Parlare di diritti della Natura significa riconoscere a tutte le forme viventi, alla biosfera e ai suoi ecosistemi – alberi, oceani, animali, fiumi, laghi, montagne – gli stessi diritti giuridici inviolabili di cui godono gli esseri umani, come il diritto a esistere, mantenersi e rigenerarsi. In concreto, significa una tutela rafforzata per l’ambiente che smette di essere proprietà di individui, entità giuridiche o imprese, unita alla possibilità di far valere questi diritti in tribunale.

Difendere legalmente la natura non è cosa semplice e varie sono le questioni tutt’ora dibattute: chi dovrebbe rappresentarla in tribunale? E che fare qualora il diritto della natura dovesse confliggere con quello umano? Ciò su cui insistono i teorici della earth jurisprudence (la giurisprudenza della Terra) è tuttavia l’importanza di sradicare il paradigma giuridico ed economico alla base dell’attuale sfruttamento e distruzione dell’ambiente per passare dall’antropocentrismo all’ecocentrismo.
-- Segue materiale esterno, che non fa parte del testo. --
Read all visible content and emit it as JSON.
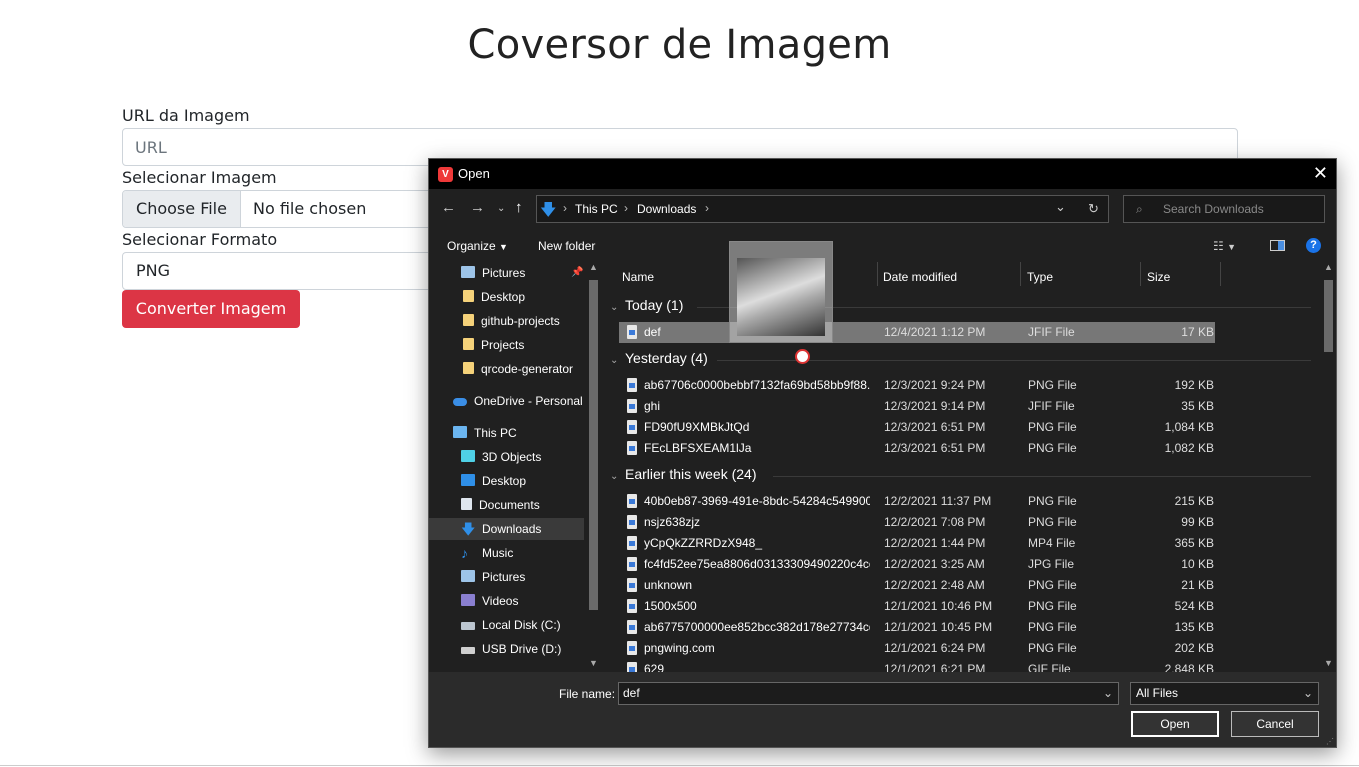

Per il sociologo portoghese De Sousa Santos si tratta di "un'innovazione giuridica che solleva numerosi problemi, ma percorribile se c’è una volontà politica orientata a farlo"

Non bastava l’introduzione dei diritti ambientali? No, secondo i teorici di questo approccio. Per il diritto ambientale – si sostiene – la natura è protetta solo nel caso in cui la sua distruzione minacci la sopravvivenza umana. Di fatto, il suo sfruttamento non è contrastato, ma regolamentato da leggi e contratti che, sancendo i diritti dei proprietari della natura, legalizzano i danni ambientali entro certi limiti (come i livelli di inquinamento consentito o le porzioni di foresta disboscabili) o in cambio di compensazioni economiche qualora i danni superino le soglie autorizzate.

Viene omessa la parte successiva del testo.